Ultimately, it was decided that a lower size limit would exist, below which resolution would be too low and other technical constraints would come into play. However, the skilled person could not derive this lower limit, and so would not be able to distinguish between embodiments which are objective and technically reasonable for the expert reader and scenarios which are only theoretically possible. Because of this, the Board found that the patent did not provide sufficient disclosure for the skilled person to put the claimed invention into effect across the scope of the claim.
T 0500/20 and T 0149/21: Sufficiently consistent?
On first reading, it may seem that the decisions in T 0500/20 (wind turbine) and T 0149/21 (rolling mill) are inconsistent in their interpretations of sufficiency, with T 0149/21 requiring sufficiency across the entire scope of the claim, and T 0500/20 disregarding non-working embodiments.
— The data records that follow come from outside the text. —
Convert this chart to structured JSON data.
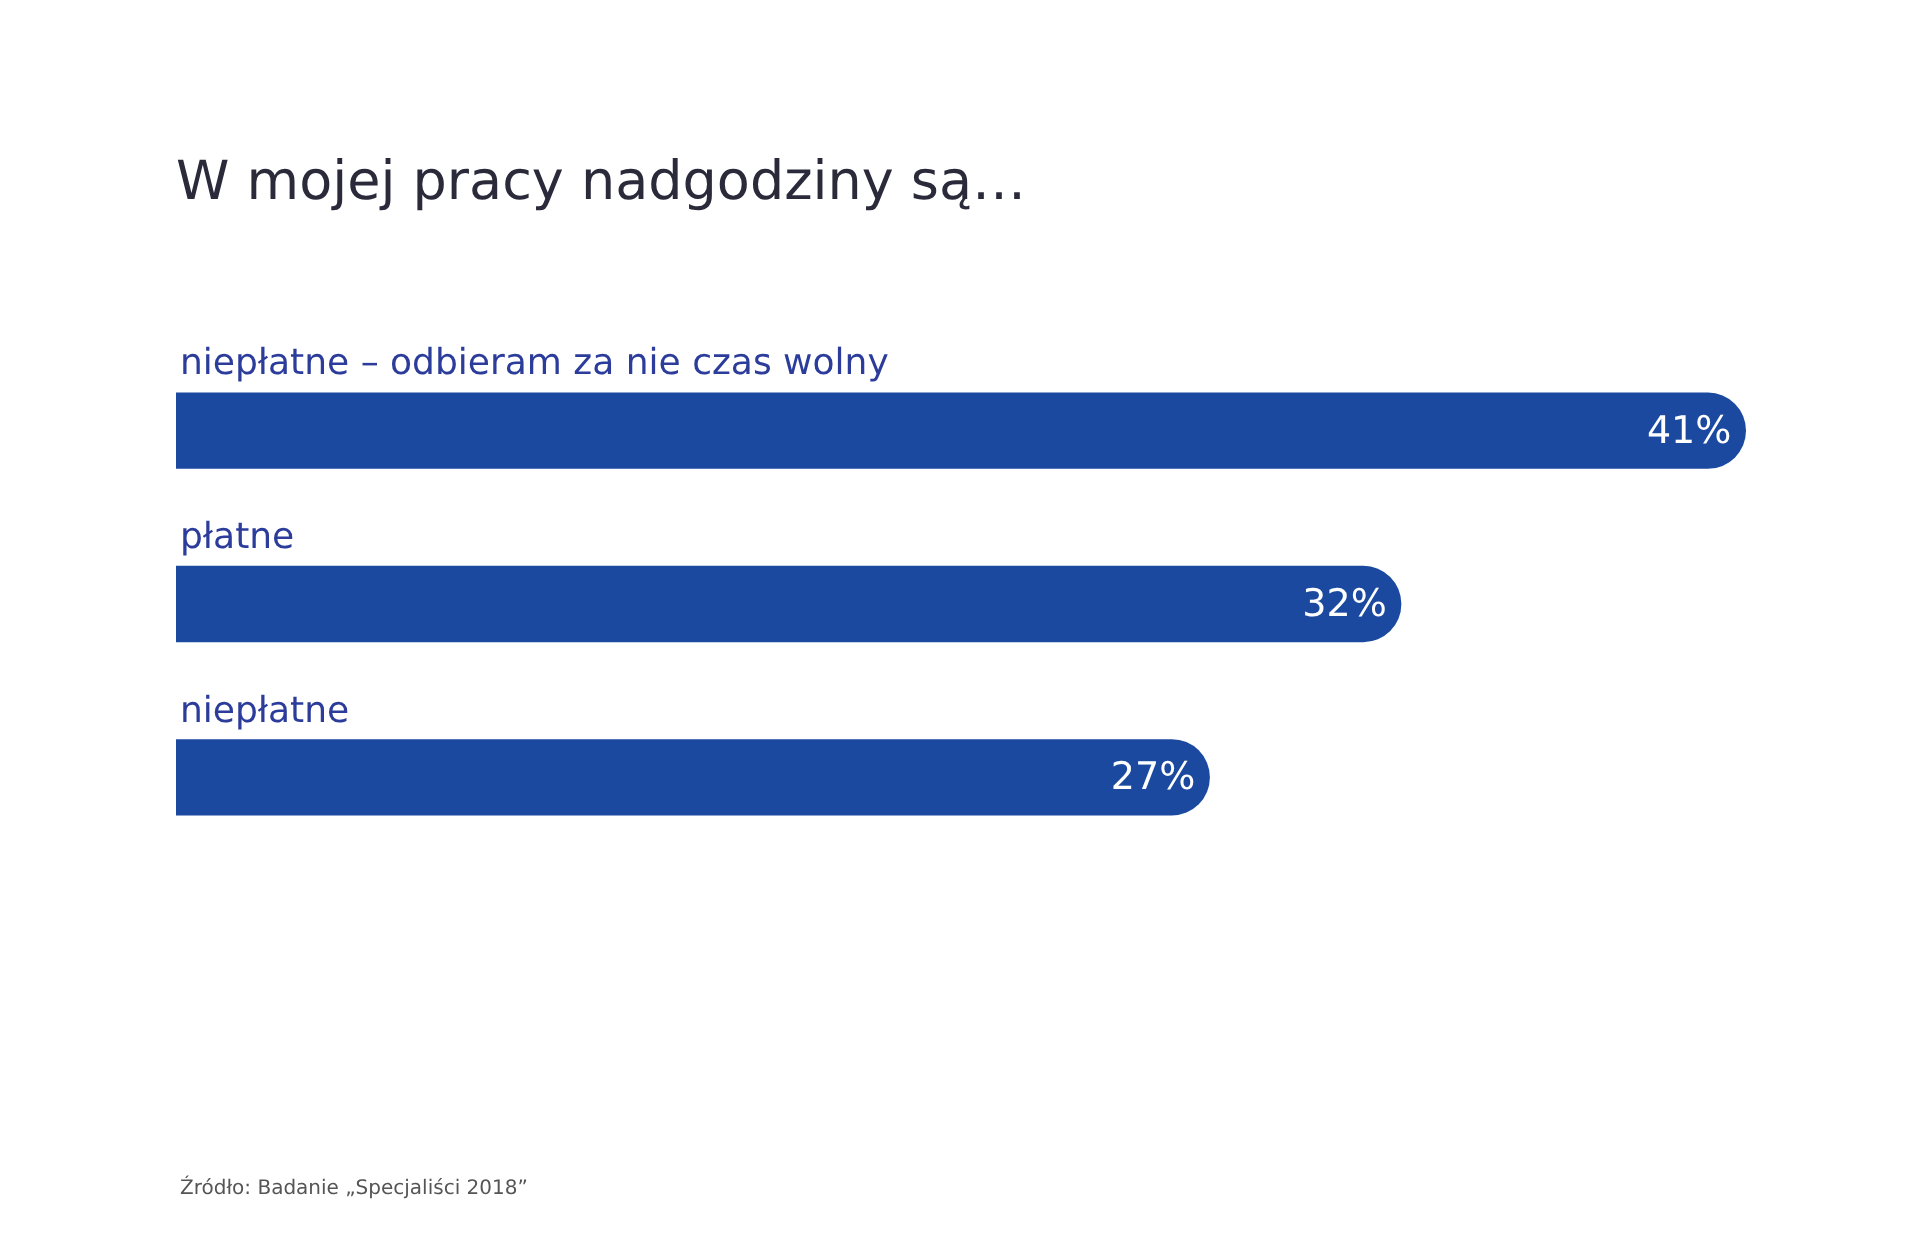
{
  "chart_data": {
    "type": "bar",
    "orientation": "horizontal",
    "title": "W mojej pracy nadgodziny są…",
    "categories": [
      "niepłatne – odbieram za nie czas wolny",
      "płatne",
      "niepłatne"
    ],
    "values": [
      41,
      32,
      27
    ],
    "value_labels": [
      "41%",
      "32%",
      "27%"
    ],
    "color": "#1b49a0",
    "annotations": [
      "Źródło: Badanie „Specjaliści 2018”"
    ]
  }
}
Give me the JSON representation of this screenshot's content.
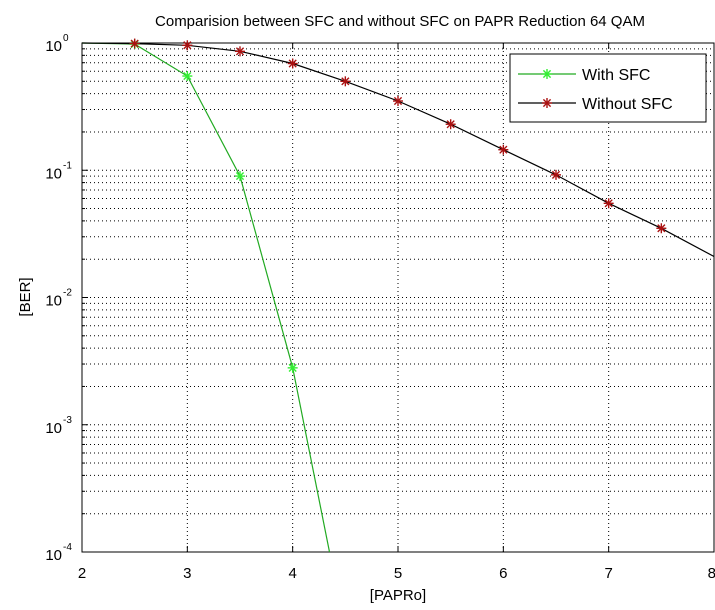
{
  "chart_data": {
    "type": "line",
    "title": "Comparision between SFC and without SFC on PAPR Reduction 64 QAM",
    "xlabel": "[PAPRo]",
    "ylabel": "[BER]",
    "xlim": [
      2,
      8
    ],
    "ylim": [
      0.0001,
      1
    ],
    "yscale": "log",
    "grid": true,
    "legend_position": "top-right",
    "x_ticks": [
      "2",
      "3",
      "4",
      "5",
      "6",
      "7",
      "8"
    ],
    "y_ticks": [
      {
        "base": "10",
        "exp": "0"
      },
      {
        "base": "10",
        "exp": "-1"
      },
      {
        "base": "10",
        "exp": "-2"
      },
      {
        "base": "10",
        "exp": "-3"
      },
      {
        "base": "10",
        "exp": "-4"
      }
    ],
    "series": [
      {
        "name": "With SFC",
        "color": "#22aa22",
        "marker_color": "#33ee33",
        "marker": "star",
        "x": [
          2.0,
          2.5,
          3.0,
          3.5,
          4.0,
          4.35
        ],
        "y": [
          1.0,
          0.98,
          0.55,
          0.09,
          0.0028,
          0.0001
        ],
        "marker_indices": [
          1,
          2,
          3,
          4
        ]
      },
      {
        "name": "Without SFC",
        "color": "#000000",
        "marker_color": "#aa1111",
        "marker": "star",
        "x": [
          2.0,
          2.5,
          3.0,
          3.5,
          4.0,
          4.5,
          5.0,
          5.5,
          6.0,
          6.5,
          7.0,
          7.5,
          8.0
        ],
        "y": [
          1.0,
          0.99,
          0.96,
          0.86,
          0.69,
          0.5,
          0.35,
          0.23,
          0.145,
          0.092,
          0.055,
          0.035,
          0.021
        ],
        "marker_indices": [
          1,
          2,
          3,
          4,
          5,
          6,
          7,
          8,
          9,
          10,
          11
        ]
      }
    ]
  }
}
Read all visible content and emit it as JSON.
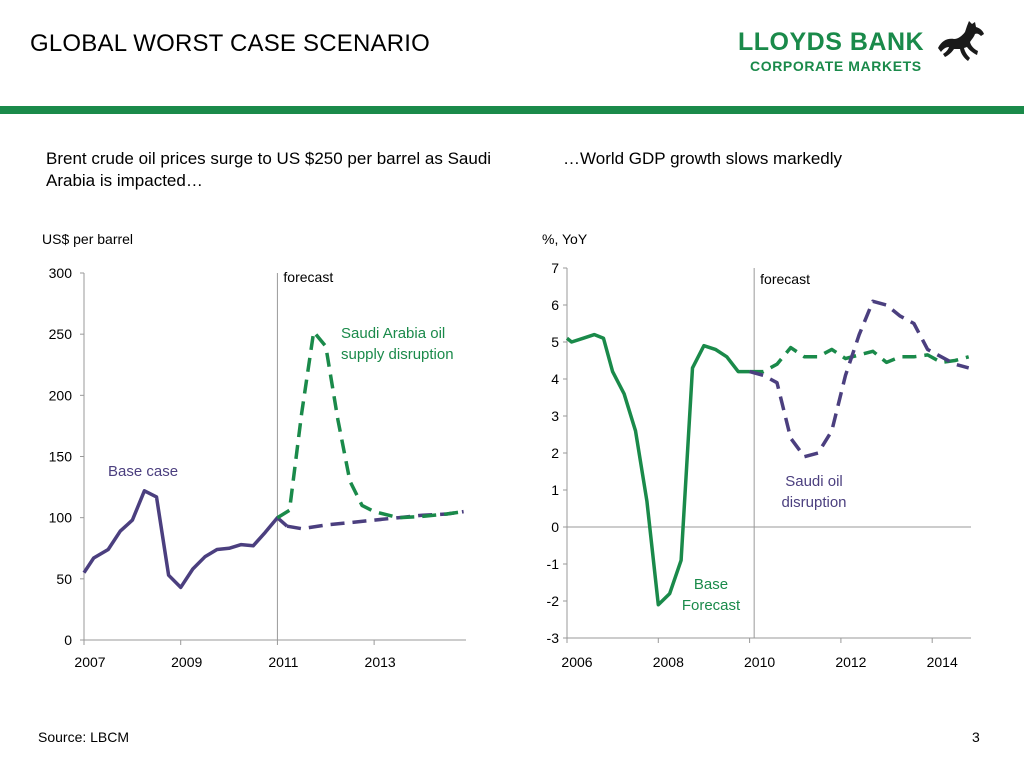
{
  "header": {
    "title": "GLOBAL WORST CASE SCENARIO",
    "logo_line1": "LLOYDS BANK",
    "logo_line2": "CORPORATE MARKETS",
    "logo_icon": "black-horse-icon",
    "brand_color": "#1a8a4a"
  },
  "subtitles": {
    "left": "Brent crude oil prices surge to US $250 per barrel as Saudi Arabia is impacted…",
    "right": "…World GDP growth slows markedly"
  },
  "footer": {
    "source": "Source: LBCM",
    "page": "3"
  },
  "chart_data": [
    {
      "type": "line",
      "ylabel": "US$ per barrel",
      "ylim": [
        0,
        300
      ],
      "yticks": [
        "0",
        "50",
        "100",
        "150",
        "200",
        "250",
        "300"
      ],
      "xlim": [
        2007,
        2014.9
      ],
      "xticks": [
        "2007",
        "2009",
        "2011",
        "2013"
      ],
      "forecast_label": "forecast",
      "forecast_x": 2011,
      "series": [
        {
          "name": "Base case",
          "style": "solid",
          "color": "#4b3f7f",
          "x": [
            2007.0,
            2007.2,
            2007.5,
            2007.75,
            2008.0,
            2008.25,
            2008.5,
            2008.75,
            2009.0,
            2009.25,
            2009.5,
            2009.75,
            2010.0,
            2010.25,
            2010.5,
            2010.75,
            2011.0,
            2011.2
          ],
          "values": [
            55,
            67,
            74,
            89,
            98,
            122,
            117,
            53,
            43,
            58,
            68,
            74,
            75,
            78,
            77,
            88,
            100,
            93
          ]
        },
        {
          "name": "",
          "style": "dashed",
          "color": "#4b3f7f",
          "x": [
            2011.2,
            2011.5,
            2012.0,
            2012.5,
            2013.0,
            2013.5,
            2014.0,
            2014.5,
            2014.85
          ],
          "values": [
            93,
            91,
            94,
            96,
            98,
            100,
            102,
            103,
            105
          ]
        },
        {
          "name": "Saudi Arabia oil supply disruption",
          "style": "dashed",
          "color": "#1a8a4a",
          "x": [
            2011.0,
            2011.25,
            2011.5,
            2011.75,
            2012.0,
            2012.25,
            2012.5,
            2012.75,
            2013.0,
            2013.5,
            2014.0,
            2014.5,
            2014.85
          ],
          "values": [
            100,
            106,
            185,
            252,
            240,
            180,
            130,
            110,
            105,
            100,
            101,
            103,
            105
          ]
        }
      ],
      "annotations": [
        {
          "text": "Base case",
          "color": "#4b3f7f"
        },
        {
          "text": "Saudi Arabia oil",
          "color": "#1a8a4a"
        },
        {
          "text": "supply disruption",
          "color": "#1a8a4a"
        }
      ]
    },
    {
      "type": "line",
      "ylabel": "%, YoY",
      "ylim": [
        -3,
        7
      ],
      "yticks": [
        "-3",
        "-2",
        "-1",
        "0",
        "1",
        "2",
        "3",
        "4",
        "5",
        "6",
        "7"
      ],
      "xlim": [
        2006,
        2014.85
      ],
      "xticks": [
        "2006",
        "2008",
        "2010",
        "2012",
        "2014"
      ],
      "forecast_label": "forecast",
      "forecast_x": 2010.1,
      "series": [
        {
          "name": "Base Forecast",
          "style": "solid",
          "color": "#1a8a4a",
          "x": [
            2006.0,
            2006.1,
            2006.35,
            2006.6,
            2006.8,
            2007.0,
            2007.25,
            2007.5,
            2007.75,
            2008.0,
            2008.25,
            2008.5,
            2008.75,
            2009.0,
            2009.25,
            2009.5,
            2009.75,
            2010.0
          ],
          "values": [
            5.1,
            5.0,
            5.1,
            5.2,
            5.1,
            4.2,
            3.6,
            2.6,
            0.7,
            -2.1,
            -1.8,
            -0.9,
            4.3,
            4.9,
            4.8,
            4.6,
            4.2,
            4.2
          ]
        },
        {
          "name": "",
          "style": "dashed",
          "color": "#1a8a4a",
          "x": [
            2010.0,
            2010.3,
            2010.6,
            2010.9,
            2011.2,
            2011.5,
            2011.8,
            2012.1,
            2012.4,
            2012.7,
            2013.0,
            2013.3,
            2013.6,
            2013.9,
            2014.2,
            2014.5,
            2014.8
          ],
          "values": [
            4.2,
            4.2,
            4.4,
            4.85,
            4.6,
            4.6,
            4.8,
            4.55,
            4.65,
            4.75,
            4.45,
            4.6,
            4.6,
            4.65,
            4.45,
            4.5,
            4.6
          ]
        },
        {
          "name": "Saudi oil disruption",
          "style": "dashed",
          "color": "#4b3f7f",
          "x": [
            2010.0,
            2010.3,
            2010.6,
            2010.9,
            2011.2,
            2011.5,
            2011.8,
            2012.1,
            2012.4,
            2012.7,
            2013.0,
            2013.3,
            2013.6,
            2013.9,
            2014.2,
            2014.5,
            2014.8
          ],
          "values": [
            4.2,
            4.1,
            3.9,
            2.4,
            1.9,
            2.0,
            2.6,
            4.1,
            5.2,
            6.1,
            6.0,
            5.7,
            5.5,
            4.8,
            4.6,
            4.4,
            4.3
          ]
        }
      ],
      "annotations": [
        {
          "text": "Base",
          "color": "#1a8a4a"
        },
        {
          "text": "Forecast",
          "color": "#1a8a4a"
        },
        {
          "text": "Saudi oil",
          "color": "#4b3f7f"
        },
        {
          "text": "disruption",
          "color": "#4b3f7f"
        }
      ]
    }
  ]
}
However, on closer consideration, there appears to be some common logic.
The interpretation used in T 0500/20 arguably applies only where the concept can be broadly defined, and the underlying principles and requirements for achieving the effects provided by an invention can be readily understood by the skilled person.
This is often the case in chemical patents where the effects of the invention rely on a property which is known to be common to a class of compounds. In such cases, it is generally reasonable to expect that a detailed disclosure in relation to one of the compounds would allow the skilled person to understand the underlying principles of the invention, and to apply the principles appropriately across the class of compounds. Analogously, in T 0500/20, the underlying principle of edgewise oscillation detection is apparent to the skilled person, and the skilled person can readily identify and exclude embodiments which would not work, despite theoretically falling within the scope of the claim.
This is consistent with the approach applied to the rolling mill of T 0149/21. The invention relies on “types” of disruptions causing machinery stoppages for a predictable length of time. However, as the claim wording encompasses various types of disruption which would be technically reasonable to the skilled person, but unknown to the control device making the required correlation, the disclosure was found to be insufficient for the skilled person to work the invention for all technically reasonable embodiments.
Moreover, in T 2401/19, the finding of insufficiency was based on the skilled person not being able to readily identify and exclude non-working embodiments which would fall within the scope of the claims.
Conclusion
In summary, it is common in these recent cases that a claim must be sufficient over the entire scope of its “technically reasonable” embodiments. All technically reasonable embodiments which fall within the scope of the claims must be sufficiently disclosed.
This requirement does not necessarily extend to examples that, despite falling within the claim scope, the skilled person could and would exclude as not being technically sensible or feasible. However, such an argument could only apply if the relevant skilled person could derive, from the patent or common general knowledge, whether or not a given embodiment is unreasonable.